Doch damit nicht genug. Keine zwei Jahre später folgt bereits das nächste Enforcement gegen die Credit Suisse. Dieses Mal geht es um die sogenannte «Beschattungsaffäre». Der damalige Vermögenschef Iqbal Khan wurde im «Garden Leave» vor seinem Wechsel zur UBS von CS-Detektiven ausgespäht, weil die Bank fürchtete, Khan könnte Kunden und Kollegen zur Konkurrentin locken. 

Juristischer Widerstand der Credit Suisse

Im Finma-Fokus steht aber nicht die ruppige Beschattungsaktion gegen Khan am Zürcher Paradeplatz, sondern die Art und Weise, wie die Bank solche Spy-Aktionen dokumentiert und kontrolliert. Oder eben nicht. 

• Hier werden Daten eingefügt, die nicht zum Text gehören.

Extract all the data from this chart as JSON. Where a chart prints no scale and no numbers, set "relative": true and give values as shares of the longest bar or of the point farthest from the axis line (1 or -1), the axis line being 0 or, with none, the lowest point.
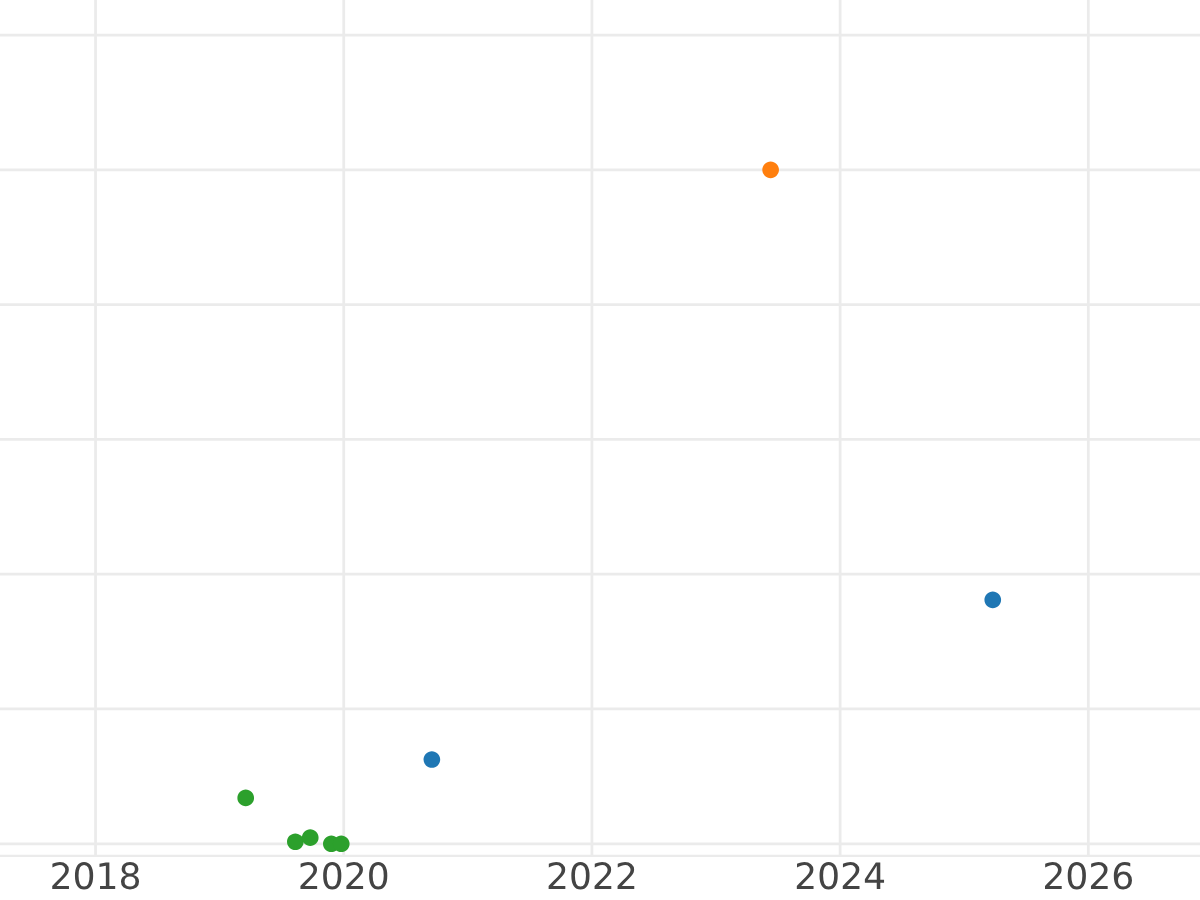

Seit Anfang Jahr leuchtete der von der Finma eingesetzte Prüfbeauftrage, Rechtsanwalt Thomas Werlen, die Beschattungsaktivitäten der CS-Spitze auf solche Governance-Fragen hin aus. Dies trotz massivem rechtlichem Widerstand der Grossbank, deren Hausjuristen versuchten, Werlen beziehungsweise dessen Kanzlei Quinn Emanuel Urquhart & Sullivan vom Gericht als befangen taxieren zu lassen. Insofern mutet das heutige CS-Communiqué geradezu euphemistisch an: Die Bank, so die Mitteilung, werde gemeinsam mit der Aufsichtsbehörde «aktiv auf eine lückenlose und zügige Aufarbeitung dieser Angelegenheit» hinarbeiten. 

Threema-Kommunikation nicht sauber dokumentiert

Nichtsdestotrotz waren Werlens Erkenntnisse über mögliche Verfehlungen der Bankspitze offenbar so stichhaltig, dass die Aufsicht nun ein eigentliches Enforcement-Verfahren eröffnet. Die Rede ist von verschlüsselter, nicht sauber dokumentierter Kommunikation über sichere Messaging-Apps wie Threema. Eine zweifelhafte Praxis, die offenbar bis in die höchsten Sphären der Bank verbreitet war. 

Entsprechend ist dieses Enforcement eine weitere Schmach für den scheidenden CS-Präsidenten. Umso mehr als sich Rohner im Zuge der Spygate-Affäre zur Aussage verstieg, wonach die Beschattung von Mitarbeitenden nicht zur Kultur der Bank gehöre. Dies löst unter Branchenkennern nur Kopfschütteln aus. Dass Banker bespitzelt werden, wenn sie beispielsweise den Arbeitgeber wechseln, ist gang und gäbe. Dafür ist schlicht zu viel Geld im Spiel.

Auch in seinem zehnten Präsidentenjahr scheint Rechtsanwalt Rohner die gängige Banking-Kultur nicht zu kennen.